7. Conclusions and Future Work
In this study, we analysed the sound environment in Chicago using sound data provided by the AoT. We examined the trend of the sound changes of each node in a week by drawing a line chart. The isolated sound nodes were divided into diverse regions using a Thiessen polygon, and the noise maps of various regions at different time periods were drawn using the geographic information system. The spatial distribution characteristics of sounds in Chicago and the influence of factors in space on the spatial distribution of sounds were explored by means of spatial correlation analysis and GeoDetector. Since the GeoDetector used in this study can detect the real interaction between two factors, it is not limited to the multiplicative relationship, and the principle of GeoDetector ensures that it is immune to multi-independent variable collinearity, it achieves a more effective and comprehensive analysis. Taking the morning peak on weekdays as an example, we found that (1) there is a statistically significant positive correlation between noise in Chicago during this time. (2) Population density, park area, and density of bike routes were significantly negatively correlated with sound level. (3) Park area and population density are the two most crucial controlling factors for the spatial differentiation of sounds in Chicago. (4) There is an interaction enhancement effect between each factor, and the enhancement effects are more obvious between population density and park area as well as park area and density of bike routes. The results show that a good analysis result can also be achieved using AoT data. This study can provide a reference for Chicago’s policy making and help Chicago to develop healthily and efficiently.
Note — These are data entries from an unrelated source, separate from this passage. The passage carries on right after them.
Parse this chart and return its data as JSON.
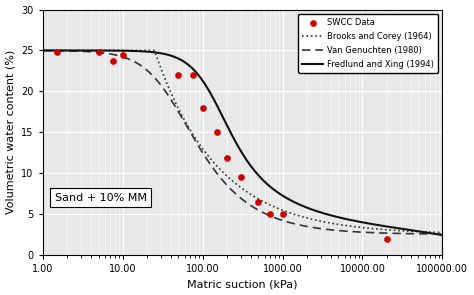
{
  "swcc_x": [
    1.5,
    5.0,
    7.5,
    10.0,
    50.0,
    75.0,
    100.0,
    150.0,
    200.0,
    300.0,
    500.0,
    700.0,
    1000.0,
    20000.0
  ],
  "swcc_y": [
    24.8,
    24.8,
    23.7,
    24.5,
    22.0,
    22.0,
    18.0,
    15.0,
    11.8,
    9.5,
    6.5,
    5.0,
    5.0,
    2.0
  ],
  "xlim": [
    1.0,
    100000.0
  ],
  "ylim": [
    0,
    30
  ],
  "yticks": [
    0,
    5,
    10,
    15,
    20,
    25,
    30
  ],
  "xlabel": "Matric suction (kPa)",
  "ylabel": "Volumetric water content (%)",
  "annotation": "Sand + 10% MM",
  "legend_labels": [
    "SWCC Data",
    "Brooks and Corey (1964)",
    "Van Genuchten (1980)",
    "Fredlund and Xing (1994)"
  ],
  "data_color": "#cc0000",
  "bc_color": "#333333",
  "vg_color": "#333333",
  "fx_color": "#111111",
  "background_color": "#e8e8e8",
  "axis_fontsize": 8,
  "tick_fontsize": 7,
  "vg_theta_r": 0.025,
  "vg_theta_s": 0.25,
  "vg_alpha": 0.025,
  "vg_n": 1.8,
  "bc_theta_r": 0.025,
  "bc_theta_s": 0.25,
  "bc_psi_b": 25.0,
  "bc_lambda": 0.55,
  "fx_theta_s": 0.25,
  "fx_a": 120.0,
  "fx_n": 2.2,
  "fx_m": 0.8,
  "fx_hr": 500000.0
}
This study contributes to the study of urban sound. First, our study may be the first application of GeoDetector for Chicago’s sound analysis. Compared to the previous literature that focused on the measurement of spatial autocorrelation, this study also focuses on the effects of urban factors on the spatial differentiation of sound. Second, this study enriches the research on noise pollution in Chicago, aids in better understanding the distribution of sounds in Chicago, provides suggestions for urban residents’ travel, and offers the framework for the government to formulate relevant policies. Finally, we have used a Thiessen polygon to divide isolated sound nodes into different regions for research. This method is suitable for the study of any isolated points, such as sensors.
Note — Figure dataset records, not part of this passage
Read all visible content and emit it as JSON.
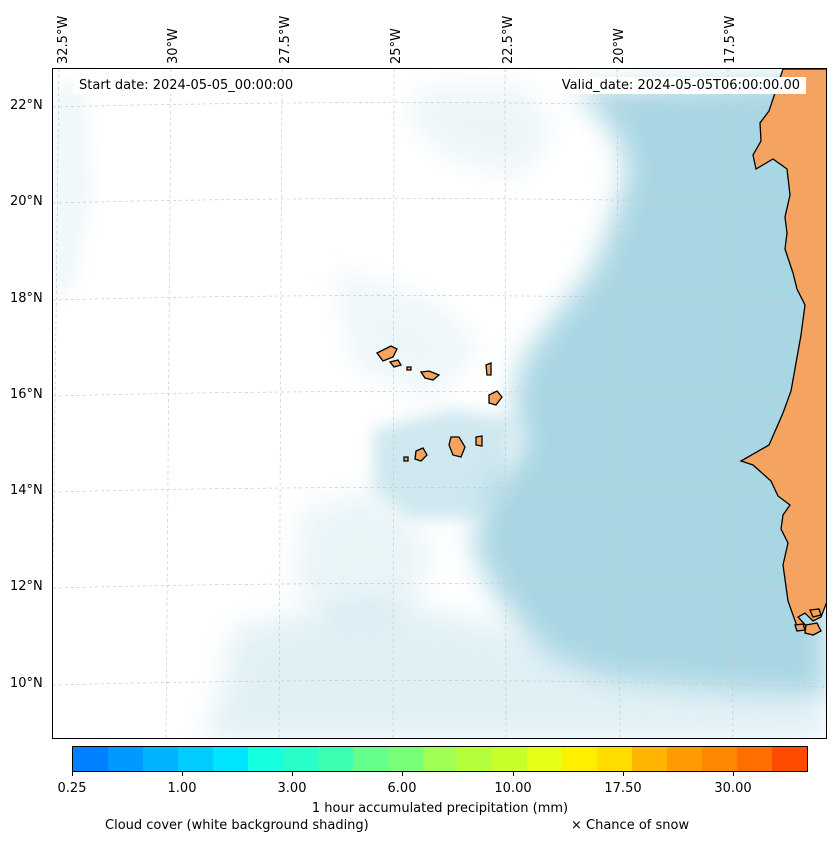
{
  "map": {
    "start_date": "Start date: 2024-05-05_00:00:00",
    "valid_date": "Valid_date: 2024-05-05T06:00:00.00",
    "longitude_labels": [
      "32.5°W",
      "30°W",
      "27.5°W",
      "25°W",
      "22.5°W",
      "20°W",
      "17.5°W"
    ],
    "latitude_labels": [
      "22°N",
      "20°N",
      "18°N",
      "16°N",
      "14°N",
      "12°N",
      "10°N"
    ],
    "colors": {
      "land": "#f4a460",
      "coastline": "#000000",
      "cloud_cover": "#a9d6e3",
      "gridline": "#c8c8c8"
    }
  },
  "colorbar": {
    "label": "1 hour accumulated precipitation (mm)",
    "tick_labels": [
      "0.25",
      "1.00",
      "3.00",
      "6.00",
      "10.00",
      "17.50",
      "30.00"
    ],
    "colors": [
      "#0080ff",
      "#0099ff",
      "#00b2ff",
      "#00ccff",
      "#00e5ff",
      "#14ffe0",
      "#28ffc8",
      "#3cffb0",
      "#64ff8c",
      "#78ff78",
      "#a0ff50",
      "#b4ff3c",
      "#c8ff28",
      "#e6ff14",
      "#fff000",
      "#ffdc00",
      "#ffb400",
      "#ff9b00",
      "#ff8700",
      "#ff6e00",
      "#ff4b00"
    ]
  },
  "captions": {
    "cloud_cover": "Cloud cover (white background shading)",
    "snow": "× Chance of snow"
  }
}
However, this study still has some limitations. The sound data only comes from 35 nodes, and the location of the sound nodes is not dense enough for the whole city. In addition, whether an individual identifies a sound as noise depends heavily on their specific activity and associated environment. Analysing the sound data collected by an urban sensor network can only explain a small number of troubles and distractions that people experience in their daily lives.
In the future, we will consider more aspects. First, we will consider historical data and use more data for analysis to support travel and government related decisions. Second, we will further adjust the weighted Thiessen polygon to empirically prove whether there will be a difference.